# Tractor Restoration Update #7



## glenway (Mar 27, 2011)

Lots of time lost when we lost the electrical ground. Turned out to be the fact that I had separated the frame from the tractor to begin the sheet metal installation and, as a result, there was not the needed connectivity. In the process of chasing the gremlin, Joe touched a couple of hot wires to the frame and the alternator became junk. Off to the store.

Got it running and charging and tested the cooling system for leaks. None.

So, the sheet metal installation began with the nose piece, which is fit around the radiator. To accomplish this feat, the frame must be separated from the tractor and slid forward some 12-16 inches and the nose piece slid into position. Then the fenders are put into position between the frame and brackets, as it is slid backwards and all bolted, . Sounds simpler than it is.

Once the assembly is complete, all bolts and nuts, etc. are hand-painted - even though the factory would never have done it that way.

In any case, tomorrow we'll get the hood and headlights installed and hopefully much more.

Hydraulics, snow plow and decals are yet to be completed with 4 days 'till the show.


----------



## hassell (Feb 9, 2010)

Looking great, always look forward for the updates.


----------



## glenway (Mar 27, 2011)

Thanks, Rick. Lots of juggling around to get those fenders in place. The first photo shows a bracket that had to be moved a bit and will be reinstalled after everything is securely bolted in place.

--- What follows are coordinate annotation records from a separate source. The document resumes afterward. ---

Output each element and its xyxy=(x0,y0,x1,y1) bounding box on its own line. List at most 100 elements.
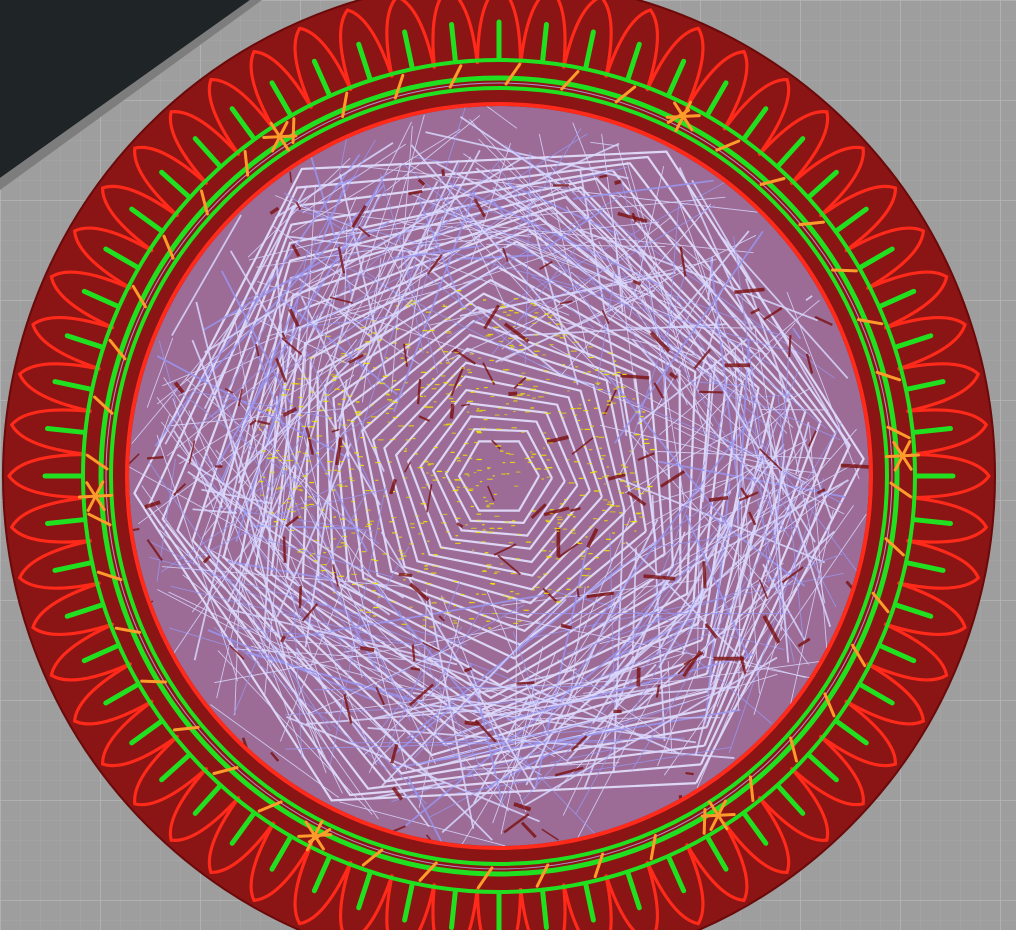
infill-dot xyxy=(388,408,394,410)
infill-dot xyxy=(545,378,550,381)
infill-dot xyxy=(340,355,345,357)
infill-dot xyxy=(371,559,375,561)
infill-dot xyxy=(273,521,278,523)
infill-dot xyxy=(265,409,271,411)
infill-dot xyxy=(583,445,586,448)
infill-dot xyxy=(468,601,475,604)
infill-dot xyxy=(589,526,593,528)
infill-dot xyxy=(555,558,561,560)
infill-dot xyxy=(438,347,443,350)
infill-dot xyxy=(648,486,653,488)
infill-dot xyxy=(611,402,617,404)
infill-dot xyxy=(321,564,327,566)
infill-dot xyxy=(534,312,539,314)
infill-dot xyxy=(410,526,415,529)
infill-dot xyxy=(499,318,502,320)
infill-dot xyxy=(533,385,538,387)
infill-dot xyxy=(356,410,361,413)
infill-dot xyxy=(543,432,547,434)
infill-dot xyxy=(347,419,351,421)
infill-dot xyxy=(448,481,452,483)
infill-dot xyxy=(352,519,359,521)
infill-dot xyxy=(388,461,392,463)
infill-dot xyxy=(323,400,329,402)
infill-dot xyxy=(473,471,477,474)
infill-dot xyxy=(360,464,364,467)
infill-dot xyxy=(430,572,437,574)
layer-preview-viewport[interactable] xyxy=(0,0,1016,930)
infill-dot xyxy=(389,521,393,523)
infill-dot xyxy=(295,462,298,464)
infill-dot xyxy=(431,367,435,369)
infill-dot xyxy=(431,378,435,380)
infill-dot xyxy=(427,540,430,542)
infill-dot xyxy=(412,437,416,440)
infill-dot xyxy=(601,458,604,460)
infill-dot xyxy=(534,334,538,336)
infill-dot xyxy=(468,428,474,430)
infill-dot xyxy=(577,542,583,545)
infill-dot xyxy=(500,306,506,308)
infill-dot xyxy=(400,357,404,359)
infill-dot xyxy=(599,447,602,449)
infill-dot xyxy=(419,348,422,350)
infill-dot xyxy=(603,483,606,485)
infill-dot xyxy=(547,316,552,318)
infill-dot xyxy=(513,400,518,402)
infill-dot xyxy=(622,542,625,544)
infill-dot xyxy=(496,428,502,430)
infill-dot xyxy=(355,401,360,403)
infill-dot xyxy=(455,457,461,459)
infill-dot xyxy=(495,445,502,447)
infill-dot xyxy=(606,466,609,468)
infill-dot xyxy=(492,475,495,477)
infill-dot xyxy=(291,529,295,531)
infill-dot xyxy=(274,525,277,527)
infill-dot xyxy=(443,382,449,384)
infill-dot xyxy=(309,555,313,557)
infill-dot xyxy=(640,416,644,418)
infill-dot xyxy=(456,290,462,292)
infill-dot xyxy=(570,407,576,410)
skin-gap xyxy=(215,465,223,468)
infill-dot xyxy=(471,527,477,529)
infill-dot xyxy=(634,434,640,436)
infill-dot xyxy=(408,302,412,304)
infill-dot xyxy=(316,452,319,454)
infill-dot xyxy=(584,568,591,570)
infill-dot xyxy=(283,383,286,386)
infill-dot xyxy=(476,430,481,432)
infill-dot xyxy=(593,518,598,520)
infill-dot xyxy=(639,422,642,424)
infill-dot xyxy=(338,342,342,344)
infill-dot xyxy=(619,512,623,514)
infill-dot xyxy=(560,412,567,414)
infill-dot xyxy=(276,449,280,452)
seam-tick xyxy=(291,117,296,144)
infill-dot xyxy=(507,598,511,600)
infill-dot xyxy=(487,478,493,480)
infill-dot xyxy=(262,476,266,478)
infill-dot xyxy=(543,592,549,594)
infill-dot xyxy=(567,577,571,580)
infill-dot xyxy=(426,351,429,353)
seam-marker-icon xyxy=(262,134,298,139)
infill-dot xyxy=(327,461,333,463)
infill-dot xyxy=(372,582,378,585)
infill-dot xyxy=(442,304,445,306)
infill-dot xyxy=(600,370,606,372)
infill-dot xyxy=(604,520,608,522)
infill-dot xyxy=(576,407,582,409)
skin-gap xyxy=(724,363,751,368)
infill-dot xyxy=(420,503,426,505)
infill-dot xyxy=(516,394,523,396)
infill-dot xyxy=(389,400,395,402)
toolpath-canvas[interactable] xyxy=(0,0,1016,930)
infill-dot xyxy=(559,337,566,339)
infill-dot xyxy=(545,519,550,521)
infill-dot xyxy=(455,479,462,481)
infill-dot xyxy=(585,536,588,538)
infill-dot xyxy=(603,373,610,375)
infill-dot xyxy=(382,553,388,555)
infill-dot xyxy=(385,393,390,395)
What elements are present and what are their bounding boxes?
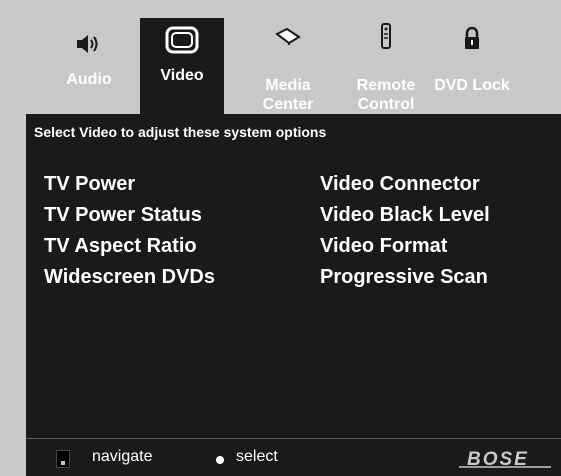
option-video-format[interactable]: Video Format — [320, 234, 490, 265]
tab-dvd-lock[interactable]: DVD Lock — [430, 18, 514, 114]
tab-video[interactable]: Video — [140, 18, 224, 114]
option-tv-aspect-ratio[interactable]: TV Aspect Ratio — [44, 234, 215, 265]
select-dot-icon — [216, 456, 224, 464]
tab-media-center-label: Media Center — [262, 77, 314, 113]
footer-bar: navigate select BOSE — [26, 438, 561, 476]
tab-media-center[interactable]: Media Center — [246, 18, 330, 114]
tab-audio[interactable]: Audio — [52, 18, 126, 114]
bose-logo-text: BOSE — [467, 449, 529, 470]
tab-remote-control[interactable]: Remote Control — [340, 18, 432, 114]
tab-audio-label: Audio — [66, 71, 112, 88]
tab-video-label: Video — [160, 67, 204, 84]
option-video-black-level[interactable]: Video Black Level — [320, 203, 490, 234]
settings-screen: Audio Video Media Center Remote Control … — [0, 0, 561, 476]
options-list-right: Video Connector Video Black Level Video … — [320, 172, 490, 296]
option-widescreen-dvds[interactable]: Widescreen DVDs — [44, 265, 215, 296]
option-video-connector[interactable]: Video Connector — [320, 172, 490, 203]
option-progressive-scan[interactable]: Progressive Scan — [320, 265, 490, 296]
panel-subtitle: Select Video to adjust these system opti… — [34, 124, 327, 140]
lock-icon — [430, 26, 514, 58]
option-tv-power-status[interactable]: TV Power Status — [44, 203, 215, 234]
navigate-icon — [56, 450, 70, 468]
option-tv-power[interactable]: TV Power — [44, 172, 215, 203]
video-options-panel: Select Video to adjust these system opti… — [26, 114, 561, 438]
select-hint: select — [236, 448, 278, 465]
tab-bar: Audio Video Media Center Remote Control … — [0, 0, 561, 114]
remote-control-icon — [340, 22, 432, 54]
tab-dvd-lock-label: DVD Lock — [434, 77, 510, 94]
options-list-left: TV Power TV Power Status TV Aspect Ratio… — [44, 172, 215, 296]
bose-logo: BOSE — [457, 445, 553, 471]
speaker-icon — [52, 34, 126, 66]
tab-remote-control-label: Remote Control — [356, 77, 416, 113]
media-center-icon — [246, 28, 330, 60]
tv-icon — [140, 26, 224, 58]
navigate-hint: navigate — [92, 448, 153, 465]
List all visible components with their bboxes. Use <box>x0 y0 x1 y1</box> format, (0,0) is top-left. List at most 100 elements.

Making it to the show will be its own reward.


----------



## catcapper (Feb 11, 2010)

She keeps look'in better and better each day Glen. :thumbsup:

awprint:


----------



## pokeyjeeper (Sep 5, 2013)

Looking good glen


----------



## youngdon (Mar 10, 2010)

Your gonna be a busier guy than normal for he next few days I bet. It sure is looking good.


----------



## glenway (Mar 27, 2011)

Yes, a bit more on the agenda for the next few days. Everything must be perfect under the hood, because it's so difficult to get to anything once it's all assembled. Sure don't want to separate the frame from the tractor again! Can't count the times I've had to take things apart that I thought I was finished with.

Some heavy stuff like wheel weights and the entire plow setup must be muscled around and hoping we can make good progress today.

Gonna give the Binder a tune up today. Already put new tires on the trailer the other day.

Hopefully a more complete photo today.


----------



## Larry (Dec 2, 2010)

Looks good Glen. Have to send us a movie of it be driven.


----------



## 220swift (Mar 2, 2011)

Thanks for the update, like Larrry said, a video of the running tractor from the show would be very cool to see. Great work Glen!


----------